From the Wall Street Journal:

The new Republican House leadership, whose party benefited in November from public antipathy toward the bailout of banks, is moving to avoid a federal bailout of state and local pension funds.

Congress has little authority over, or responsibility for, state and local public-employee pensions. But with pension liabilities increasingly stressing state and municipal finances, the prospect that the problem will end up in Washington’s lap has some academics and politicians urging that the federal government move preemptively.

The latest wrinkle: A bill introduced last week by three prominent House Republicans to deny states and localities the ability to sell tax-exempt bonds-the lifeblood for many governments-unless they report their pension-fund liabilities to the Treasury Department. The federal tax-free status of interest on municipal bonds helps generate demand for the bonds and lowers government borrowing costs.

This is a great bill which could help solve a long-due problem. State and local governments have been living beyond their means for too long, and the federal government should stop subsidizing irresponsible spending, especially since the Feds are also relied upon as lenders of last resort. Almost nothing is currently constraining state spending, placing a huge looming crisis at taxpayer’s doorsteps.

States are getting, in essence, access to subsidized debt through tax-exempt bonds. As long as they budget responsibly, that’s no big deal.
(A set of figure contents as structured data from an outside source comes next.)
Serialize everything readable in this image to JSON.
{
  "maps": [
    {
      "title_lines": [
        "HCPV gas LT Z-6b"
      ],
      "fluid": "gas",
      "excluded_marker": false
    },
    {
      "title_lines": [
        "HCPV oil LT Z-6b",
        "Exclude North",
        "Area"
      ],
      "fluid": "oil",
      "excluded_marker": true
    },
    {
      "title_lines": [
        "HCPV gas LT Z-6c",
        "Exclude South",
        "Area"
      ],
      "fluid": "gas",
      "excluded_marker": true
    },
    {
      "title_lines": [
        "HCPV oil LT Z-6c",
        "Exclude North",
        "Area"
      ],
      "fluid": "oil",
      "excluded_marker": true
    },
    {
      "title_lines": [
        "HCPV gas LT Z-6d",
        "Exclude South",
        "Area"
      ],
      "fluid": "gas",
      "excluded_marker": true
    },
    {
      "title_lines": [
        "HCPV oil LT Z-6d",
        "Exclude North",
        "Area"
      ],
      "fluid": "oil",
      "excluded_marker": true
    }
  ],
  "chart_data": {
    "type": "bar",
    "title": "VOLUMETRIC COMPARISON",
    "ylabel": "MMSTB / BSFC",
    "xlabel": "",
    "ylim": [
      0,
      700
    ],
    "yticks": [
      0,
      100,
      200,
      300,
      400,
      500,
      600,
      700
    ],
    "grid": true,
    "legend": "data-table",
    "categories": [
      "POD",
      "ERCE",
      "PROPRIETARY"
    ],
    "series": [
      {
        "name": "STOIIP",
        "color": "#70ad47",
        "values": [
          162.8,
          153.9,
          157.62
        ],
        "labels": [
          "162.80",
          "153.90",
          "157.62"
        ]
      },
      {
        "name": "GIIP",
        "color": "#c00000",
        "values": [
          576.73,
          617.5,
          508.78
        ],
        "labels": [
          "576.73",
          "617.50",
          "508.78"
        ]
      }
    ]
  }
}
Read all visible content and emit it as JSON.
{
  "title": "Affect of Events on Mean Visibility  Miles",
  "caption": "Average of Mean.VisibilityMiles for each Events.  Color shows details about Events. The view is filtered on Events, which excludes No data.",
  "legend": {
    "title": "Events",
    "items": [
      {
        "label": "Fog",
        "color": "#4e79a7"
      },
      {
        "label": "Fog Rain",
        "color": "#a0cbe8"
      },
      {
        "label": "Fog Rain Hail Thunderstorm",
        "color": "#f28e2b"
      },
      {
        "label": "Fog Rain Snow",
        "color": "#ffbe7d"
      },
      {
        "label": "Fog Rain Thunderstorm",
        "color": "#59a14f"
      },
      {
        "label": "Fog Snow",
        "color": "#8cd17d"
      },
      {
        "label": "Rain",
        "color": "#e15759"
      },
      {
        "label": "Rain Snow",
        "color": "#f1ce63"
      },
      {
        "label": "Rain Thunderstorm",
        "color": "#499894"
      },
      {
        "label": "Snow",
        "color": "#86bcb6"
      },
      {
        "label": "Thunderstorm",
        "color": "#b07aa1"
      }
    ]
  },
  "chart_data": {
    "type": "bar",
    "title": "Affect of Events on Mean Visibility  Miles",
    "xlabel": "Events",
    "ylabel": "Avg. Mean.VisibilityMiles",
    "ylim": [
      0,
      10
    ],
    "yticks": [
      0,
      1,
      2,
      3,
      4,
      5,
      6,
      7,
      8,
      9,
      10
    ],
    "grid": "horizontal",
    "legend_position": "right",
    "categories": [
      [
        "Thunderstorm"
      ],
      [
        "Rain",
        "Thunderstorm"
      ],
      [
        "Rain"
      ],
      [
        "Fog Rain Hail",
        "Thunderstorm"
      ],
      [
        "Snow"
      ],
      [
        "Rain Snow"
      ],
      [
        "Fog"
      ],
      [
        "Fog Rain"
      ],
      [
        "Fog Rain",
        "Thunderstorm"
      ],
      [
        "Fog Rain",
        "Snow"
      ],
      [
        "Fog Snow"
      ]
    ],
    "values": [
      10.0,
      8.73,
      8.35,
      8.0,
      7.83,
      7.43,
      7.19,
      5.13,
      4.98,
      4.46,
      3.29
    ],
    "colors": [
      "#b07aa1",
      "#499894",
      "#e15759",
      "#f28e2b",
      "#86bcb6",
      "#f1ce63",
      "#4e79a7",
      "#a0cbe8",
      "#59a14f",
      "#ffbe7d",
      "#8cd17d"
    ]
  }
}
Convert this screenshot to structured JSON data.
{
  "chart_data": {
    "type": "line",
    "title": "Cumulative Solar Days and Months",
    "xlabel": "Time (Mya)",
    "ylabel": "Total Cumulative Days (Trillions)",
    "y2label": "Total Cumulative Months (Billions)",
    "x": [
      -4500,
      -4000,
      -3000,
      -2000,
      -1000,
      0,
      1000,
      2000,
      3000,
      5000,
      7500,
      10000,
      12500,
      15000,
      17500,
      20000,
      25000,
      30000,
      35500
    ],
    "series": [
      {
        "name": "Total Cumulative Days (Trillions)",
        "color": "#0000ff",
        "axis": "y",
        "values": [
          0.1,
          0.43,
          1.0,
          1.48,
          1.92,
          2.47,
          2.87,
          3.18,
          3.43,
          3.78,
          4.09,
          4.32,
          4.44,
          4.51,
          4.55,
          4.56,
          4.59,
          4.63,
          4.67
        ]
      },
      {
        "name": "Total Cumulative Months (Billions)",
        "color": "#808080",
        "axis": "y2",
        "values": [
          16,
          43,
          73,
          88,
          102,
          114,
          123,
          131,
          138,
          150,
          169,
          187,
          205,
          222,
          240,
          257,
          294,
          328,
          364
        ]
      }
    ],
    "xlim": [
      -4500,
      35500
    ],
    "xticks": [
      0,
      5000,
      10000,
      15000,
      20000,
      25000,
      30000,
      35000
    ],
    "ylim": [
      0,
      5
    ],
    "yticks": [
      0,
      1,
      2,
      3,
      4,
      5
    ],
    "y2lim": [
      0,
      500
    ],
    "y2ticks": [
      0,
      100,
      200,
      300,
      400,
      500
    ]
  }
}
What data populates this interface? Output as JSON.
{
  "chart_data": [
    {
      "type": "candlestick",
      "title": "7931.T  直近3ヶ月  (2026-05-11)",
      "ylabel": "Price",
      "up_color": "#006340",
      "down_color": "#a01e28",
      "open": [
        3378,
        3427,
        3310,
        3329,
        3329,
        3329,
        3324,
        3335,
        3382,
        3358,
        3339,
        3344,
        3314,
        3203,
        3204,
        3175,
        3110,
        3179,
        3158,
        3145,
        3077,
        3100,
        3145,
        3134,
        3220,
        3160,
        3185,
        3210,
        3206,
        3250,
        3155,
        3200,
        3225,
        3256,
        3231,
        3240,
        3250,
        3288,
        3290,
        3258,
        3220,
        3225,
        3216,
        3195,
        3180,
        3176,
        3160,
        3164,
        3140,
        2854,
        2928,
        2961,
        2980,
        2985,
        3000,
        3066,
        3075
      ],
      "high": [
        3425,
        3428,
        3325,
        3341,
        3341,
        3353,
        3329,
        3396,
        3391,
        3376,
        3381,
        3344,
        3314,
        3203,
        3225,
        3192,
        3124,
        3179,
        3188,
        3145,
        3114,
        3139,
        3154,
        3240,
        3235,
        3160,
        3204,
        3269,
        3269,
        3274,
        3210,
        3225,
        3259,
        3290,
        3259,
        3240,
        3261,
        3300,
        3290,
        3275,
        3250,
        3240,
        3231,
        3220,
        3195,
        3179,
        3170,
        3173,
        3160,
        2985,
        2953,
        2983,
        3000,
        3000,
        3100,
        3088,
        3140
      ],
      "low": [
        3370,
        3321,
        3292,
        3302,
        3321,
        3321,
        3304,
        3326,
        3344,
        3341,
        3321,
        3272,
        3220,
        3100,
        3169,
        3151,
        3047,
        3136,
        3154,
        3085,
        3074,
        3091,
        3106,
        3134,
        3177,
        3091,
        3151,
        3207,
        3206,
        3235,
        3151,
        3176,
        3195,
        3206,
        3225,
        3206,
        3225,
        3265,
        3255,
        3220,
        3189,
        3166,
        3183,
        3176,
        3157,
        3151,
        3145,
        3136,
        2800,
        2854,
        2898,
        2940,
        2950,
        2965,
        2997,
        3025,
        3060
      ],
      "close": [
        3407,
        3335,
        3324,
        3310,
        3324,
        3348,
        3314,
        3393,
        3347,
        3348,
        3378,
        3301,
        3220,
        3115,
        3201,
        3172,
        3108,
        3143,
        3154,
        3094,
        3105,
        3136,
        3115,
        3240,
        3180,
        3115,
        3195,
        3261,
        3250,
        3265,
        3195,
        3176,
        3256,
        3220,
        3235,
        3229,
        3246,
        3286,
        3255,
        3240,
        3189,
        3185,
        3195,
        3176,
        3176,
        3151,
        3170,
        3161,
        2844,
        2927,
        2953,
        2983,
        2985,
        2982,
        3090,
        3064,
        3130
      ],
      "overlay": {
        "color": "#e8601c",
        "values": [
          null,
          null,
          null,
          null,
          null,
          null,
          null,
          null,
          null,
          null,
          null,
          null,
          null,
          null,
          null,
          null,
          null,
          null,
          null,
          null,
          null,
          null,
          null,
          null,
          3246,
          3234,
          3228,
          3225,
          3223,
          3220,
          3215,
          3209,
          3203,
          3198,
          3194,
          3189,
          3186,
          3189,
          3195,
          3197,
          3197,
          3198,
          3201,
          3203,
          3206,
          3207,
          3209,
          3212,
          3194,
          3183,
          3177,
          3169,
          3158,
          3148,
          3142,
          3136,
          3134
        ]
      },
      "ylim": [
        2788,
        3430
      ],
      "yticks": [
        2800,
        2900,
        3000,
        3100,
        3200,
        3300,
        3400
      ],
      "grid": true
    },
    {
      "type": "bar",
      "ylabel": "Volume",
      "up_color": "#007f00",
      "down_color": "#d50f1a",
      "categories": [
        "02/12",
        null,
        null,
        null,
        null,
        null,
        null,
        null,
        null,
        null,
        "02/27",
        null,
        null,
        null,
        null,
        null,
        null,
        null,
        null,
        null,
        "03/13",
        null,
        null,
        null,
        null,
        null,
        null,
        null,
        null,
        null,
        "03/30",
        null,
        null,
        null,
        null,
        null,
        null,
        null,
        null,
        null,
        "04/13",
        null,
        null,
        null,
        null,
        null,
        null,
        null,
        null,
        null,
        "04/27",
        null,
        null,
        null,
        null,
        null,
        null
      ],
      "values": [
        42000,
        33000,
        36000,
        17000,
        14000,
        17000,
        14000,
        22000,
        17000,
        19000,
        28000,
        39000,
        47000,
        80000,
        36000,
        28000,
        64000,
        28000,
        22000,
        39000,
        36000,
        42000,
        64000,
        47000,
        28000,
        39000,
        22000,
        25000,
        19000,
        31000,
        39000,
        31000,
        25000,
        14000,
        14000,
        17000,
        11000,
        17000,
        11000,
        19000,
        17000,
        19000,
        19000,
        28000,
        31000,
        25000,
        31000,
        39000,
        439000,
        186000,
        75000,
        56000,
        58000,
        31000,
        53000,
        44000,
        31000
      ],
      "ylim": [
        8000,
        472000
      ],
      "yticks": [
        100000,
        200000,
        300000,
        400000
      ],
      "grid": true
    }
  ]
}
However, states have been building up huge amounts of debt over the past 10 years to fund routine budget shortfalls for perks such as generous pension benefits. No one knows what the overall outstanding liabilities on state pension funds are. We do know that total state and local bond debt jumped 92 percent between 2000 and  2009-from $1.2 trillion to $2.3 trillion. However flawed current pension liability estimates may be, even conservative estimates suggest the liabilities are high enough to put the U.S. government in a serious dilemma when states begin defaulting on their generous pension promises. Federal government bail-outs will almost certainly be the outcome.

What needs to be done to solve this looming crisis are major budget reforms and cuts. Public sector unions present the largest barriers to such necessary restructuring. A study by the Cato Institute on employee compensation in state and local governments finds that public sector pay averaged $39.66 per hour in 2009, which  was 45 percent higher than the private sector average, when accounting for wages and benefits. While private sector unions are constrained by the fact that higher business costs lead to lost sales and fewer jobs, public sector unions face no such constraint, and even well-intended government officials trying to reign in state and local pension liabilities have little bargaining material to go up against unions. 

This bill would do much to constrain states and localities from spending irresponsibly and it would force public unions to cooperate with government officials to do what’s necessary to reign in ever-growing pension liabilities. If this bill does not pass, I fear out-of-control state and local spending will burden current and future taxpayers by further adding to the federal deficit.